Apparently encouraged by the reception he received, on the heels of a snub from India (who failed to invite him!), Dr. Yunus reminded his audience that India’ s seven north-eastern states were landlocked and dependent on Bangladesh for access to the ocean. He invited China to supplement trade and connectivity and view the region as an extension of the Chinese manufacturing and production base.

Neighboring Nepal and Bhutan are rich in hydraulic resources and could supply power for industry. Commentators have pointed out that India and Myanmar shared guardianship of the ocean and India had agreements with Bangladesh on sharing port facilities at Chittagong and Mongla both for oceanic and riverine purposes.
Dr.Yunus’ observations appeared mindlessly combative, hopefully reflective of a passing euphoria.
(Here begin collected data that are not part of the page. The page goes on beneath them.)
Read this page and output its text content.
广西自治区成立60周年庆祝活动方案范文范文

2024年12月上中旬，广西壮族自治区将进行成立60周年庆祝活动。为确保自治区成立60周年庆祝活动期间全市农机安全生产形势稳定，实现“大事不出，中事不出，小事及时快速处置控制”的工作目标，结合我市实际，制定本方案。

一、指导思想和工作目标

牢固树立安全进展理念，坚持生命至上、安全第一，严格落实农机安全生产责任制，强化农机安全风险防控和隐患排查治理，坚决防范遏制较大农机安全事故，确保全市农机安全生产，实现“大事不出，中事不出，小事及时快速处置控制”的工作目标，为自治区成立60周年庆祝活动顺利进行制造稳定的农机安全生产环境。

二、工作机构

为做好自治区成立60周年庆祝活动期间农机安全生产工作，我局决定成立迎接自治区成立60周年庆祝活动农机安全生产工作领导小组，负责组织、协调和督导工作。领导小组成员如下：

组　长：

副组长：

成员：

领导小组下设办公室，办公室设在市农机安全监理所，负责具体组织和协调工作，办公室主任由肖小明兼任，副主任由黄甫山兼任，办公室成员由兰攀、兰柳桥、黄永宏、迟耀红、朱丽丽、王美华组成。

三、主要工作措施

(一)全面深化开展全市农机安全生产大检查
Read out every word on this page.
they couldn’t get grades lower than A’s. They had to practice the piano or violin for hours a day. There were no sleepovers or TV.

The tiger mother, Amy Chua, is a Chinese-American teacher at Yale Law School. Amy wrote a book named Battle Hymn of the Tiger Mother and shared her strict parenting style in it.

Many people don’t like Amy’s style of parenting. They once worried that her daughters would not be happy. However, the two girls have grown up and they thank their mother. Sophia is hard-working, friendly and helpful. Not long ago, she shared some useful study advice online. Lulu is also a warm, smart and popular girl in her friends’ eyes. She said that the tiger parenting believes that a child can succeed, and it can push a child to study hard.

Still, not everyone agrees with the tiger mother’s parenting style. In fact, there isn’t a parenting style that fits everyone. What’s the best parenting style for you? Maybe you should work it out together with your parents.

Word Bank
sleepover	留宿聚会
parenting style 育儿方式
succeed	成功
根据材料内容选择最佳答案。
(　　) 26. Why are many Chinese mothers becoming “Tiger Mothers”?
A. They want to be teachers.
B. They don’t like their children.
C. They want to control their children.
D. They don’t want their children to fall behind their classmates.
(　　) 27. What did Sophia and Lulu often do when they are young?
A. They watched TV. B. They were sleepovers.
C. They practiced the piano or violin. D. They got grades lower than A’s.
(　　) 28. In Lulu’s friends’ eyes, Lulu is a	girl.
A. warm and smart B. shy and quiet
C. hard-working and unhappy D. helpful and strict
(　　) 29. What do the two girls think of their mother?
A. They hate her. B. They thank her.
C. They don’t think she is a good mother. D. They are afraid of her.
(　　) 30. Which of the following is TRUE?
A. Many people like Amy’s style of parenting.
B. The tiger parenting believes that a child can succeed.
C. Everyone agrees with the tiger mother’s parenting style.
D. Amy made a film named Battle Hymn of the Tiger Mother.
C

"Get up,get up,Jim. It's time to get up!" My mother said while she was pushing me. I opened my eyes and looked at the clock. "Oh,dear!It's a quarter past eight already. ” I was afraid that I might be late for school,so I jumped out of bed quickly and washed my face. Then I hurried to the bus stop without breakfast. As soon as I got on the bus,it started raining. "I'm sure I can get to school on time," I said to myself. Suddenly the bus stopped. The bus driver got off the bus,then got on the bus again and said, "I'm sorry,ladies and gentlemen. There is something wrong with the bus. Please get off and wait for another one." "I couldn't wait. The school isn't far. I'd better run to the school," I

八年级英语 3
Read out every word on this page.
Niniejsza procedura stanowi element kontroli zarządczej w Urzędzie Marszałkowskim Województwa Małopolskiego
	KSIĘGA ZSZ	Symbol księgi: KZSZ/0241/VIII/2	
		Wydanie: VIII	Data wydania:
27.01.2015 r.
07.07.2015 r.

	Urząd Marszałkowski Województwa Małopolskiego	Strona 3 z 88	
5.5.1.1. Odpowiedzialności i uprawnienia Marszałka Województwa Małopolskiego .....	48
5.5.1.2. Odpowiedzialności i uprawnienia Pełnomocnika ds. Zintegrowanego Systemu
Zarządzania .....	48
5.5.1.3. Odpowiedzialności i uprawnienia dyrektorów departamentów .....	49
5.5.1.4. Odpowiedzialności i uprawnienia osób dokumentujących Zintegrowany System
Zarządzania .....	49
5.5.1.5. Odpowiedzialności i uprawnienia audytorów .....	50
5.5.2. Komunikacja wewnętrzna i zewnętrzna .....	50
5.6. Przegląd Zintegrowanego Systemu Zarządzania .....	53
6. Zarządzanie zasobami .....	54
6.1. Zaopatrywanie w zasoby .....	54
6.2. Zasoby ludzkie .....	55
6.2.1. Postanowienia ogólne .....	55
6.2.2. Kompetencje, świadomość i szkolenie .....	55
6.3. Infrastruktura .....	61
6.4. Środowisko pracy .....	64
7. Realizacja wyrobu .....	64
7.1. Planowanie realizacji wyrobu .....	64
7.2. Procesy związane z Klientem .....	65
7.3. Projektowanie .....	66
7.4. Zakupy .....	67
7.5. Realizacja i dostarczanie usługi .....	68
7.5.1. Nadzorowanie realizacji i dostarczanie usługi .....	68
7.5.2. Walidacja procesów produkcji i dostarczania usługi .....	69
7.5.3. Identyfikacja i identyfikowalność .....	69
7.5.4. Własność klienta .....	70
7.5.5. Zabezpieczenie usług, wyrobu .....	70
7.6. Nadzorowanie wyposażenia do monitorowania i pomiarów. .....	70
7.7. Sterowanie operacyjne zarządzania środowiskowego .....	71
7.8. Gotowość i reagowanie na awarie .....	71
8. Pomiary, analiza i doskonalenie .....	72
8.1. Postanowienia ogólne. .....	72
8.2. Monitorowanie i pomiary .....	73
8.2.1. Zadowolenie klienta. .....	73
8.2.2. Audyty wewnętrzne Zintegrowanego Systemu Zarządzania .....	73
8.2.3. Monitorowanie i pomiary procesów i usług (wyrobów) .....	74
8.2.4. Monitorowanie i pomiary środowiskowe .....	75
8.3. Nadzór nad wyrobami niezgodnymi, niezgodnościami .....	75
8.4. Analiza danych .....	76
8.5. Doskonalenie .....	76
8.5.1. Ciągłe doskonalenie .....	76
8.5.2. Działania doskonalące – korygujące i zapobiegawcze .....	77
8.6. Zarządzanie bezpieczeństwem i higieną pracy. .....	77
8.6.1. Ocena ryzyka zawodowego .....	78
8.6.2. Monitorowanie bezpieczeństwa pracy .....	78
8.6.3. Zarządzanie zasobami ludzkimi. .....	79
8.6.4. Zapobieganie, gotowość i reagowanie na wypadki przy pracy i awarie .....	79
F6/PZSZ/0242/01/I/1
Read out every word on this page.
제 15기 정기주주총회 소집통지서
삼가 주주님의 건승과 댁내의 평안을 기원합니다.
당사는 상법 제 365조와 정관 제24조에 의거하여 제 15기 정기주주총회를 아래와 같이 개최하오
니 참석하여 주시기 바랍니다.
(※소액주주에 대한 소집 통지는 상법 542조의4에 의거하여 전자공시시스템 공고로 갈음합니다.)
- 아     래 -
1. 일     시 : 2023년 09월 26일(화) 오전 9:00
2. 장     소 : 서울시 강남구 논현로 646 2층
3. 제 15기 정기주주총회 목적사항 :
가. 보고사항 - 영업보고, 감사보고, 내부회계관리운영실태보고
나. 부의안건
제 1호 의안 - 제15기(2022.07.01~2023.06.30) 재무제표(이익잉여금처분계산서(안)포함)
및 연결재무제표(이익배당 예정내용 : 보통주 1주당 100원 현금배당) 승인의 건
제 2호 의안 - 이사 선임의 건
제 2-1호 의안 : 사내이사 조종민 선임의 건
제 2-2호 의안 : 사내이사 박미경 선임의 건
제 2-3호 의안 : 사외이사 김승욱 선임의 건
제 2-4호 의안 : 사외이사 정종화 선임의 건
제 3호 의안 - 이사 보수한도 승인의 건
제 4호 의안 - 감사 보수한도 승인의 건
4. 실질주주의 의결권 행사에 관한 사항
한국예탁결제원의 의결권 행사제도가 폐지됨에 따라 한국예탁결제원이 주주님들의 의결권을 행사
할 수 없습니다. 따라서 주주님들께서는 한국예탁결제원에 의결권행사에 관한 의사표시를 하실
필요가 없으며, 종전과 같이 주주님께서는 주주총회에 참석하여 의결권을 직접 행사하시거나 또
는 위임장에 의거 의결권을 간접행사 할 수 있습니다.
If they indeed were, India can create alternatives. As an upper riparian state India can put Bangladesh under the cosh for river water. Hydraulic power from Nepal and Bhutan will not reach Bangladesh without India’s goodwill. Additionally, a new high has just been registered in illegal migrations from Bangladesh to India.
Among the many conjectures in circulation, the most arresting is that Dr. Yunus’ principals at home and abroad are trying to make him pit China against India. The redeeming fact is that President Xi chose that very day, coincidentally the 75th anniversary of formal ties between India and China, to convey to his Indian counterpart statesmanlike compliments and the hope for a productive future in which the two would help each other and developing nations achieve an equitable distribution of resources.
India, incidentally, had made similar commendations to Dhaka on Eid and the country’s Independence Day.
Realpolitik will divest the professed good intentions of some substance but even the residue could usher in liberation and prosperity. Bangladesh will be taking over the chair of BIMSTEC which can be a stepping stone for new structures of global economics and politics sans conflict. What Dr. Yunus has pitched into is the gateway to the happening Asia-Pacific, more a place of hope and excitement than shifting alignments. The tariff regimes that are coming into existence will necessitate, among other things, greater self-sufficiency, for which cooperation is the watchword.